I am trying to make a program to analyze cell nucleus, but in order to do so, I need to isolate each nucleus and crop the image in a way that each nucleus will be centered (its center of mass will be in the middle).

The image looks like this:

image description

So far I have created the following code, which puts the squares around the biggest contours found in the image.
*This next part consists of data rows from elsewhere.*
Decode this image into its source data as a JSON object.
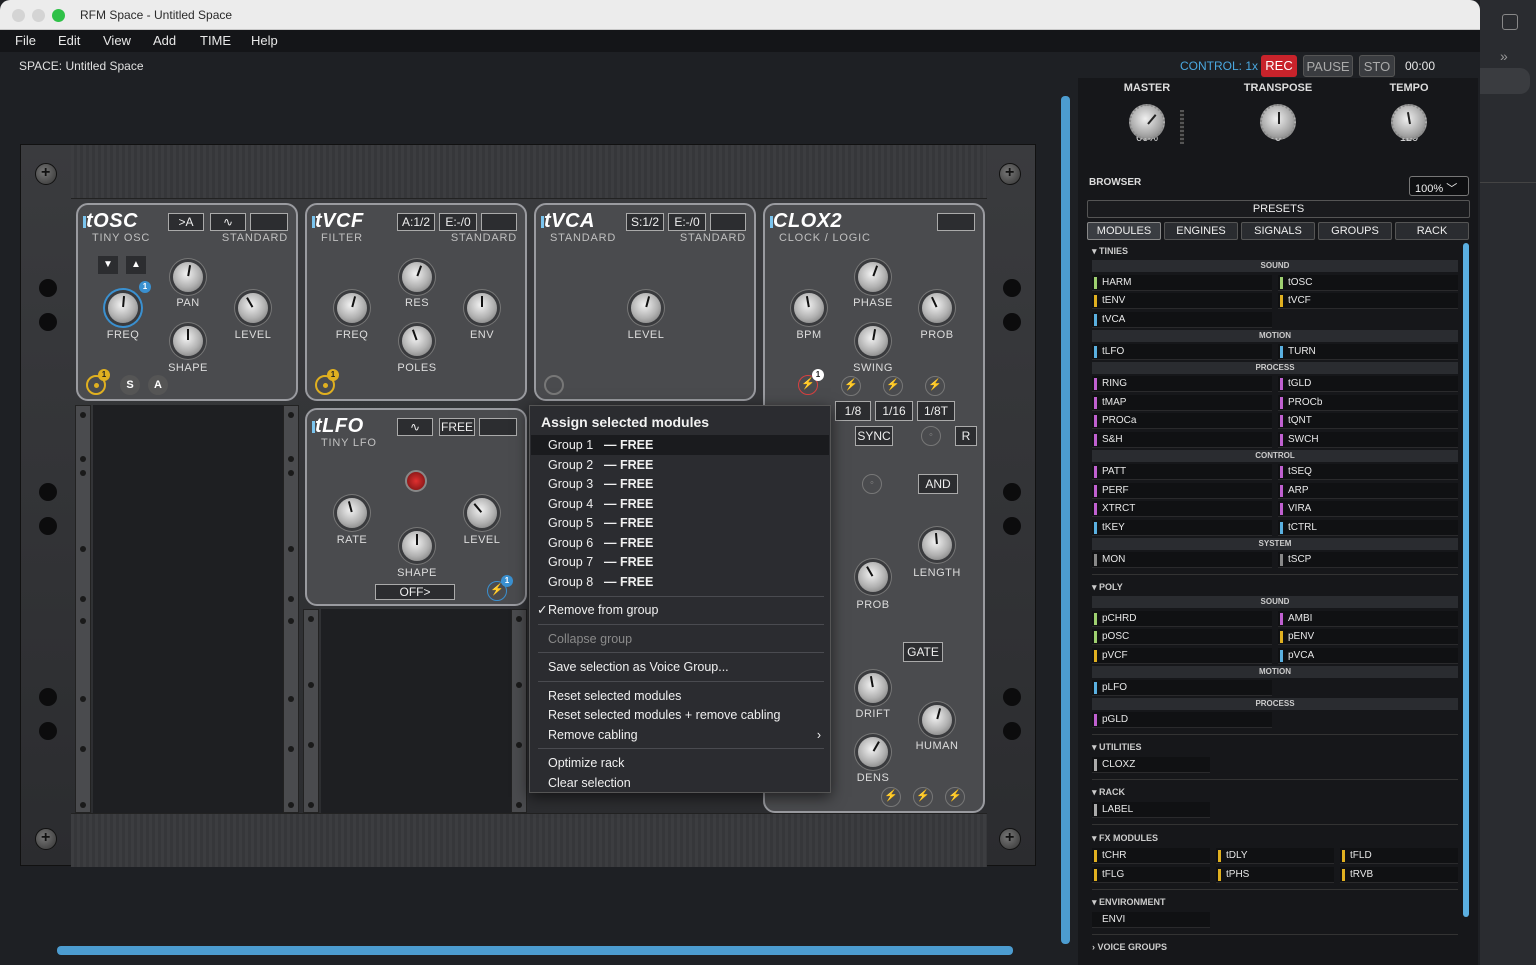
{
  "window": {
    "title": "RFM Space - Untitled Space"
  },
  "menu": [
    "File",
    "Edit",
    "View",
    "Add",
    "TIME",
    "Help"
  ],
  "space_label": "SPACE: Untitled Space",
  "transport": {
    "control": "CONTROL: 1x",
    "rec": "REC",
    "pause": "PAUSE",
    "sto": "STO",
    "time": "00:00",
    "rec_color": "#c8232b"
  },
  "master_knobs": [
    {
      "label": "MASTER",
      "value": "66%"
    },
    {
      "label": "TRANSPOSE",
      "value": "0"
    },
    {
      "label": "TEMPO",
      "value": "120"
    }
  ],
  "browser": {
    "label": "BROWSER",
    "zoom": "100%",
    "presets": "PRESETS",
    "tabs": [
      "MODULES",
      "ENGINES",
      "SIGNALS",
      "GROUPS",
      "RACK"
    ],
    "sections": {
      "tinies": "TINIES",
      "poly": "POLY",
      "utilities": "UTILITIES",
      "rack": "RACK",
      "fx": "FX MODULES",
      "environment": "ENVIRONMENT",
      "voice_groups": "VOICE GROUPS"
    },
    "subsections": {
      "sound": "SOUND",
      "motion": "MOTION",
      "process": "PROCESS",
      "control": "CONTROL",
      "system": "SYSTEM"
    },
    "items": {
      "harm": "HARM",
      "tosc": "tOSC",
      "tenv": "tENV",
      "tvcf": "tVCF",
      "tvca": "tVCA",
      "tlfo": "tLFO",
      "turn": "TURN",
      "ring": "RING",
      "tgld": "tGLD",
      "tmap": "tMAP",
      "procb": "PROCb",
      "proca": "PROCa",
      "tqnt": "tQNT",
      "sh": "S&H",
      "swch": "SWCH",
      "patt": "PATT",
      "tseq": "tSEQ",
      "perf": "PERF",
      "arp": "ARP",
      "xtrct": "XTRCT",
      "vira": "VIRA",
      "tkey": "tKEY",
      "tctrl": "tCTRL",
      "mon": "MON",
      "tscp": "tSCP",
      "pchrd": "pCHRD",
      "ambi": "AMBI",
      "posc": "pOSC",
      "penv": "pENV",
      "pvcf": "pVCF",
      "pvca": "pVCA",
      "plfo": "pLFO",
      "pgld": "pGLD",
      "cloxz": "CLOXZ",
      "label": "LABEL",
      "tchr": "tCHR",
      "tdly": "tDLY",
      "tfld": "tFLD",
      "tflg": "tFLG",
      "tphs": "tPHS",
      "trvb": "tRVB",
      "envi": "ENVI"
    }
  },
  "modules": {
    "tosc": {
      "title": "tOSC",
      "sub": "TINY OSC",
      "type": "STANDARD",
      "btn": ">A",
      "knobs": {
        "freq": "FREQ",
        "pan": "PAN",
        "level": "LEVEL",
        "shape": "SHAPE"
      },
      "s": "S",
      "a": "A",
      "badge": "1"
    },
    "tvcf": {
      "title": "tVCF",
      "sub": "FILTER",
      "type": "STANDARD",
      "btn1": "A:1/2",
      "btn2": "E:-/0",
      "knobs": {
        "freq": "FREQ",
        "res": "RES",
        "env": "ENV",
        "poles": "POLES"
      },
      "badge": "1"
    },
    "tvca": {
      "title": "tVCA",
      "sub": "STANDARD",
      "type": "STANDARD",
      "btn1": "S:1/2",
      "btn2": "E:-/0",
      "knobs": {
        "level": "LEVEL"
      }
    },
    "clox": {
      "title": "CLOX2",
      "sub": "CLOCK / LOGIC",
      "knobs": {
        "bpm": "BPM",
        "phase": "PHASE",
        "prob": "PROB",
        "swing": "SWING",
        "prob2": "PROB",
        "length": "LENGTH",
        "drift": "DRIFT",
        "human": "HUMAN",
        "dens": "DENS"
      },
      "div": [
        "1/8",
        "1/16",
        "1/8T"
      ],
      "sync": "SYNC",
      "r": "R",
      "and": "AND",
      "gate": "GATE",
      "badge": "1"
    },
    "tlfo": {
      "title": "tLFO",
      "sub": "TINY LFO",
      "free": "FREE",
      "knobs": {
        "rate": "RATE",
        "level": "LEVEL",
        "shape": "SHAPE"
      },
      "off": "OFF>",
      "badge": "1"
    }
  },
  "context_menu": {
    "title": "Assign selected modules",
    "groups": [
      {
        "name": "Group 1",
        "status": "— FREE"
      },
      {
        "name": "Group 2",
        "status": "— FREE"
      },
      {
        "name": "Group 3",
        "status": "— FREE"
      },
      {
        "name": "Group 4",
        "status": "— FREE"
      },
      {
        "name": "Group 5",
        "status": "— FREE"
      },
      {
        "name": "Group 6",
        "status": "— FREE"
      },
      {
        "name": "Group 7",
        "status": "— FREE"
      },
      {
        "name": "Group 8",
        "status": "— FREE"
      }
    ],
    "remove_group": "Remove from group",
    "collapse": "Collapse group",
    "save_voice": "Save selection as Voice Group...",
    "reset": "Reset selected modules",
    "reset_cabling": "Reset selected modules + remove cabling",
    "remove_cabling": "Remove cabling",
    "optimize": "Optimize rack",
    "clear": "Clear selection"
  }
}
But that's not really what I wanted...

import cv2
import numpy as np
import tiffcapture as tc

class SelectNucleus(it.ImageTools):
tiff = None
img = None

def __init__(self, path):
    """Load image etc."""
    self.tiff = tc.opentiff(path)
    self.img =[1]
    self.img = np.array(self.img, dtype=np.uint8)

def split_nucleus(self):
    """split image and into few parts, one neclues in each"""
    _, thresh = cv2.threshold(self.img, 100, 255, 0)
    kernel = np.ones((2, 2), np.uint8)
    thresh = cv2.erode(thresh, kernel, iterations=1)
    kernel = np.ones((10, 10), np.uint8)
    thresh = cv2.dilate(thresh, kernel, iterations=1)

    cv2.imshow('a', self.img)
    self.img, contours, hierarchy = cv2.findContours(thresh, cv2.RETR_EXTERNAL, cv2.CHAIN_APPROX_SIMPLE)

    big_contour = []
    max = 0
    for i in contours:
        area = cv2.contourArea(i)  # --- find the contour having biggest area ---
        if (area > 5000):
            max = area

    self.img = cv2.cvtColor(self.img, cv2.COLOR_GRAY2RGB)

    # draw rectangles around contours
    for contour in big_contour:
        (x, y, w, h) = cv2.boundingRect(contour)
        cv2.rectangle(self.img, (x, y), (x + w, y + h), (0, 255, 0), 2)

    cv2.drawContours(self.img, big_contour, -1, (255, 0, 0), 3)

    cv2.imshow('i', self.img)

a = sn.SelectNucleus('1-4.tif')

The output looks like this:

image description

Do you have any ideas on how to do it?